1. LES LABRETS
LEURS LIMITES
• PIERCINGS THREADED – FILETAGE EXTERNE
La majorité des studs traditionnels utilisent un filetage externe : la partie vissée se trouve sur l’extrémité de la barre, et le fermoir vient s’y visser manuellement.
Ce système, en apparence simple, s’avère souvent peu pratique au quotidien.
Les micro-filetages externes peuvent facilement irriter les zones percées, se coincer lors du vissage, ou entraîner des pertes de fermoirs en cas de mauvaise insertion ou de vissage.
✧ Un système fonctionnel, mais peu ergonomique : pensé pour tenir, rarement pour durer.
• PIERCINGS THREADED – FILETAGE INETRNE
Pour pallier ces difficultés, certains modèles utilisent un filetage interne, c’est-à-dire que la barre du piercing est creuse, et que la tête du bijou contient la partie filetée.
Cette solution améliore la précision du vissage, mais présente une faiblesse importante : le filetage est beaucoup trop court, ce qui complique l’insertion du bijou ainsi que sa fixation.
✧ Une amélioration technique, mais encore imparfaite : l'ergonomie n’est pas toujours au rendez-vous.
• PIERCINGS THREADLESS
Les piercings threadless (sans filetage) ont gagné en popularité pour leur simplicité apparente.

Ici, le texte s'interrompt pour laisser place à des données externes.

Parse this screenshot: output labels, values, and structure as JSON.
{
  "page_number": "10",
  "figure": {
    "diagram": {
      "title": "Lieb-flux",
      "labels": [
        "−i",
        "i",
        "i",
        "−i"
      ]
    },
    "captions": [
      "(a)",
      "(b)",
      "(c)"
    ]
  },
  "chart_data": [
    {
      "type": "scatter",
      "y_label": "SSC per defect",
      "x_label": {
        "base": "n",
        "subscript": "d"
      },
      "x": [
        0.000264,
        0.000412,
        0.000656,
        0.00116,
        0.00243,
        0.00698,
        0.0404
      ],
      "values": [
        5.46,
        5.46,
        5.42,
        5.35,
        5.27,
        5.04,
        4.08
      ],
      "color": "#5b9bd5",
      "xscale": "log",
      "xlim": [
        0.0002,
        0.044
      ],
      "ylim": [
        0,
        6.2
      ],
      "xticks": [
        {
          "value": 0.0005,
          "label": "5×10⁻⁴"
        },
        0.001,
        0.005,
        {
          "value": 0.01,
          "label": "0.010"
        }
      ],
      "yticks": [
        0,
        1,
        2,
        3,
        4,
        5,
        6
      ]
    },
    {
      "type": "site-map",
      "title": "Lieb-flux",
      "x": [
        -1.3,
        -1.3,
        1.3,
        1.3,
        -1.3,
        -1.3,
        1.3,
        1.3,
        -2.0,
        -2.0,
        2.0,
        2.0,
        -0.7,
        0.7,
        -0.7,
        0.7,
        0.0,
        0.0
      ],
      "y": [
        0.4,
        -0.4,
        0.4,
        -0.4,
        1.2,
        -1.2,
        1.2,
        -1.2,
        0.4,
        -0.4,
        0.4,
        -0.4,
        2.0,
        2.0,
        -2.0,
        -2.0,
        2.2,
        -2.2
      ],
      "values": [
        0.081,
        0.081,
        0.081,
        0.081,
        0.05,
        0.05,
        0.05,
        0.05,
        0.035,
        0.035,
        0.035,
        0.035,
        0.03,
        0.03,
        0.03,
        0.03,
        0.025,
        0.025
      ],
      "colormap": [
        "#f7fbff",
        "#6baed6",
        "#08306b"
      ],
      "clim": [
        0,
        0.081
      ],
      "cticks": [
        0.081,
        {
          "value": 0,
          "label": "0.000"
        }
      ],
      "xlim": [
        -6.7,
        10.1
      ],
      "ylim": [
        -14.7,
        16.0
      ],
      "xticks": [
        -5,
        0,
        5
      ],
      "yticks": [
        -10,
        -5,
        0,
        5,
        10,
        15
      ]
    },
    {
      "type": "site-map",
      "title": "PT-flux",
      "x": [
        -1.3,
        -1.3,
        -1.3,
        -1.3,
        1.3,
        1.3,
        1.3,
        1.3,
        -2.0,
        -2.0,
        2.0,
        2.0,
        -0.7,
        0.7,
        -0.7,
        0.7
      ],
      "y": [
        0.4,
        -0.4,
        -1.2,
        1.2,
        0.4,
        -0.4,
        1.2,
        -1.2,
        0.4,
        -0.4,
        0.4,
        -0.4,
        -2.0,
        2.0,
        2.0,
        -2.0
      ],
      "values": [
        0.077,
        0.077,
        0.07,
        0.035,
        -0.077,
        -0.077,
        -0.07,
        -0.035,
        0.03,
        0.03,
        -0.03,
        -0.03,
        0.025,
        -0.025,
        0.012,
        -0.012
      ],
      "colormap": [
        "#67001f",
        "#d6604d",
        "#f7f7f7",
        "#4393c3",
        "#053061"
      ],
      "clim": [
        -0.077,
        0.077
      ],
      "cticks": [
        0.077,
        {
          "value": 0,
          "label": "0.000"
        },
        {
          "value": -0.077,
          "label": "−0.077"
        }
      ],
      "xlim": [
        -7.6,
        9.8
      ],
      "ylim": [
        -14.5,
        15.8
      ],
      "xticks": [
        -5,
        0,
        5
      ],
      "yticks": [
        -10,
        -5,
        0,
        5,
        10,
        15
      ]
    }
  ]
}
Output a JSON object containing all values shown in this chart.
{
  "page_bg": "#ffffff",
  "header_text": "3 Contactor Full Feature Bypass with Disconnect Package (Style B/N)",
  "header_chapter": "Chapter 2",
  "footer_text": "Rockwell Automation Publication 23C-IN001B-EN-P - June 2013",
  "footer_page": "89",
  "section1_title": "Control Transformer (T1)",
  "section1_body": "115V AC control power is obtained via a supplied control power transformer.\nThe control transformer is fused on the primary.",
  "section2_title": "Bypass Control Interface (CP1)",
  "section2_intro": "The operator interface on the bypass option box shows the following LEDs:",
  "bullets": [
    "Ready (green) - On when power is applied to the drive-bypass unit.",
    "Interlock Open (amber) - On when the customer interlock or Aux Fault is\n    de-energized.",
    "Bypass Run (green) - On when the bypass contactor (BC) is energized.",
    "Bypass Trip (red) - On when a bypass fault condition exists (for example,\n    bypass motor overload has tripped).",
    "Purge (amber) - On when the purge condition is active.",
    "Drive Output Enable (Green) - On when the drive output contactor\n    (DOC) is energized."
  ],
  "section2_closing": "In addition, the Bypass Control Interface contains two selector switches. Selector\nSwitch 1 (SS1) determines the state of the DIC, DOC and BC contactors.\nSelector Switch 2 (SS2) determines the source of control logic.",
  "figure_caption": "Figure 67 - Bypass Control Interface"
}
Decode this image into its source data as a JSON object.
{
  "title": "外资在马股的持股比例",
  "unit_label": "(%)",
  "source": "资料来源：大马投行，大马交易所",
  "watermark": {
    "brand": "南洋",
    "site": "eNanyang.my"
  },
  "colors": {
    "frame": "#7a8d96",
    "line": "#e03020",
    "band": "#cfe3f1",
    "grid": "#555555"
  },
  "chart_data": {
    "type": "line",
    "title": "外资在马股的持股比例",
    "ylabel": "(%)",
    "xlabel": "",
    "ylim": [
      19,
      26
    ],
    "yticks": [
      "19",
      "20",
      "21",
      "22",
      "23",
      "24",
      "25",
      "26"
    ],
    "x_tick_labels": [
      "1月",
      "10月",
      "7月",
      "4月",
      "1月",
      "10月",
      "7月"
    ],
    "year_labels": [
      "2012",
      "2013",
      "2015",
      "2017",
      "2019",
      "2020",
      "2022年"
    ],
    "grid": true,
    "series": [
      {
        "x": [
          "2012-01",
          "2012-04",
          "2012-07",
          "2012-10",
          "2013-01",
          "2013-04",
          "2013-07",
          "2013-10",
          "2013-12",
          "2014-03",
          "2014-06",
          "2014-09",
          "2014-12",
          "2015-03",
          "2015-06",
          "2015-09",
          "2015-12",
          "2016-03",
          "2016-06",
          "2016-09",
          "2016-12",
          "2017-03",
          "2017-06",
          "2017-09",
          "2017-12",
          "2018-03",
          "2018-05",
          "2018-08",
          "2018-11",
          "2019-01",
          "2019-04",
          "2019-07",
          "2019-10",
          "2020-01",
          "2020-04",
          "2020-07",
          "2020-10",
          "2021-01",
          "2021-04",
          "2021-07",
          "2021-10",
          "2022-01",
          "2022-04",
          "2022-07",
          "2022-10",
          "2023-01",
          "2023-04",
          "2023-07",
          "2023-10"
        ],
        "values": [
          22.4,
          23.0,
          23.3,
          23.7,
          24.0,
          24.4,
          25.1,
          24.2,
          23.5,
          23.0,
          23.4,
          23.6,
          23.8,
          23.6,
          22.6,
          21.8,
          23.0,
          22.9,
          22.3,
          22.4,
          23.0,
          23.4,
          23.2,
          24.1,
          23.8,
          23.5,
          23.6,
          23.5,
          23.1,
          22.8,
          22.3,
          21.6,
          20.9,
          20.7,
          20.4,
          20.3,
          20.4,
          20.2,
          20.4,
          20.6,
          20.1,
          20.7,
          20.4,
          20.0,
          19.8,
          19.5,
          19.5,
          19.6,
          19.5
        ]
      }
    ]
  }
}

Le système repose sur une tige légèrement courbée fixée à la tête du bijou que l'on vient insérer dans la barre du piercing. La courbure de la tige crée une tension qui maintient le bijou à l’intérieur de la barre.
S’ils sont rapides à insérer, ils demandent toutefois une pression millimétrée : trop faible, le bijou tombe ; trop forte, il devient difficile à retirer. La tige, souvent fine et malléable reste fragile : une mauvaise manipulation lors du pliage ou de la courbure peut la casser, rendant le bijou inutilisable.
✧ Une solution pratique, mais instable : simple à poser, moins fiable à long terme.
2. LES ANNEAUX
LEURS LIMITES
Les anneaux font partie des formes les plus populaires en matière de piercings d’oreilles, pour leur esthétique épurée.
Cependant, ils ne sont pas recommandés comme bijou de première pose. Leur forme circulaire entraîne des rotations sur la zone percée, ce qui peut provoquer des frottements répétés et perturber la cicatrisation, en particulier au niveau du cartilage.
Une exception existe, le daith. C’est l’un des rares piercings pour lesquels la pose d’un anneau peut être accepté en raison de sa localisation spécifique.
3. LES BANANES
LEURS LIMITES
Les piercings de type banane (barre courbée) sont principalement utilisés pour des zones spécifiques comme le rook ou le nombril.
Leur forme incurvée s’adapte à l’anatomie, mais peut rendre la pose et le positionnement plus délicats avec son système de fermeture (boule vissée) qui nécessite une manipulation précise.